Communities: Construction
The Wasteful ‘Rules of the Game’

Researchers in the United Kingdom who are looking closely at inefficiency and waste in the construction industry believe the main culprit may be institutional problems rather than the human mistakes that are often blamed.

The research, which appeared in the Lean Construction Journal, notes that studies on construction waste are few in comparison to other topics. And often those studies “have focused on the causes; not the root causes.”

The authors, from Nottingham Trent University, highlight the construction industry’s systems and structures—the so-called “rules of the game.”
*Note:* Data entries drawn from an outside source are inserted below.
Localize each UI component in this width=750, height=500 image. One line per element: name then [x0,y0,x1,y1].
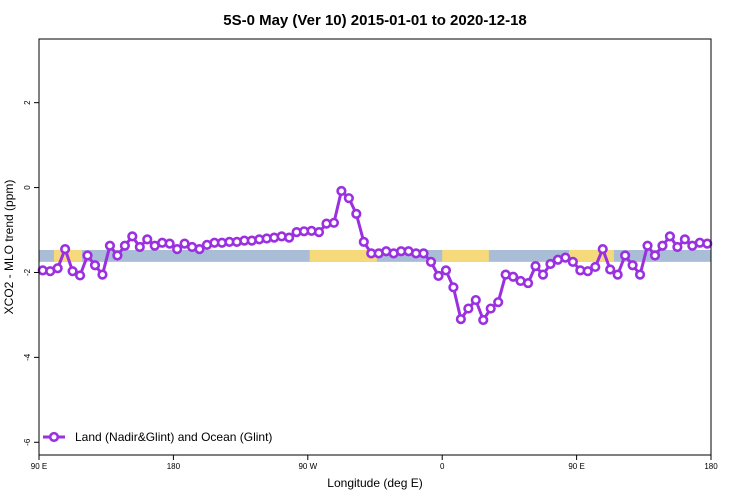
data-point [74,270,86,281]
data-point [545,258,556,270]
x-tick-label: 90 E [31,462,47,471]
land-band-segment [309,249,377,262]
data-point [104,240,116,251]
x-tick-label: 90 E [568,462,584,471]
y-tick-label: -2 [23,268,32,276]
data-point [470,294,481,306]
x-tick-label: 0 [440,462,445,471]
data-point [336,185,347,197]
x-tick-label: 180 [167,462,181,471]
plot-frame [38,38,712,456]
data-point [60,244,71,255]
data-point [649,250,661,261]
data-point [672,241,683,253]
data-point [582,266,593,277]
data-point [642,240,653,251]
data-point [134,241,145,253]
x-tick-label: 180 [704,462,718,471]
data-point [530,261,541,272]
series-layer [37,185,713,326]
land-band-segment [442,249,489,262]
data-point [634,269,646,280]
data-point [112,250,123,261]
land-band-segment [569,249,614,262]
data-point [425,256,437,267]
data-point [590,261,601,273]
data-point [89,260,101,271]
data-point [657,240,668,251]
x-tick-label: 90 W [298,462,317,471]
data-point [82,250,93,261]
y-axis: 2 0 -2 -4 -6 [23,100,39,446]
data-point [612,269,623,280]
chart-title: 5S-0 May (Ver 10) 2015-01-01 to 2020-12-… [223,12,527,29]
data-point [620,250,631,261]
data-point [679,234,690,245]
x-axis: 90 E 180 90 W 0 90 E 180 [31,455,718,471]
y-tick-label: -6 [23,438,32,446]
data-point [605,264,616,275]
data-point [343,193,354,204]
data-point [358,236,369,248]
data-point [52,263,63,274]
data-point [67,266,78,277]
legend-marker [48,431,60,443]
x-axis-label: Longitude (deg E) [327,476,422,490]
data-point [485,303,496,314]
y-axis-label: XCO2 - MLO trend (ppm) [2,180,16,315]
data-point [448,282,459,293]
data-point [702,238,713,249]
data-point [351,208,362,219]
data-point [493,297,504,308]
data-point [284,232,295,243]
data-point [127,231,138,242]
data-point [508,271,519,282]
data-point [119,240,130,251]
y-tick-label: 0 [23,185,32,190]
data-point [567,256,578,267]
data-point [328,217,340,228]
data-point [313,227,325,238]
data-point [627,260,638,271]
data-point [142,234,153,245]
data-point [172,244,183,255]
legend-label: Land (Nadir&Glint) and Ocean (Glint) [75,430,272,444]
data-point [664,231,676,242]
data-point [97,269,108,280]
data-point [537,269,549,280]
data-point [433,270,444,281]
data-point [463,303,474,314]
data-point [478,314,489,326]
data-point [455,314,466,325]
data-point [522,277,534,289]
data-point [560,252,571,263]
legend: Land (Nadir&Glint) and Ocean (Glint) [43,430,272,444]
data-point [440,265,452,276]
y-tick-label: 2 [23,100,32,105]
data-point [418,248,429,259]
data-point [597,244,608,255]
data-point [194,244,205,255]
data-point [164,238,175,249]
y-tick-label: -4 [23,353,32,361]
Waste, according to the authors, has been defined by researchers in different ways. Examples can be found in areas such as transportation, inventory, and over-
production as well as the waste of human potential. Other researchers categorize waste as physical waste, process waste, and specific kinds of waste, such as accidents and rework.

While the typical reaction to waste is to blame human error, the authors believe the environment and constraints that people work in have a larger influence. They point to the research of W. Edwards Deming, who said, “94% of troubles and failures are attributed to the system” and “6% are due to special cases, such as human mistake.”

According to the authors, the imperfect systems and structures that lead to waste include:

Procurement: Lump sum competitive bidding leads to shortcuts, neglect of important aspects of design, over-engineering, and attempts to push risk down the supply chain.

Unfair contracts: Inequitable contract risk allocation encourages parties to attempt to shift risk. Disputes and stressful working conditions can result.

Contract complexity: Unreadable, incomprehensible contracts lead to time-consuming and costly disputes. Users of contracts, not just legal experts, should be able to understand them. 

Insurance: The common practice of insuring the liabilities of the individual partners, instead of the project as a whole, leads to defensive attitudes that obstruct collaboration, unnecessary costs, and duplication of coverage.

These structures, the authors contend, have become industry-accepted ways of doing business and have embedded inefficiency and waste in the supply chain. They recommend that construction professionals not focus solely on human behavior and mistakes but instead give more attention to the industry’s structures and systems.

As Nancy Levenson, a safety engineering researcher at MIT quoted in the article, says, “Without changing the environment, human error cannot be reduced for long. We design systems in which human error is inevitable and then blame the human and not the system design.”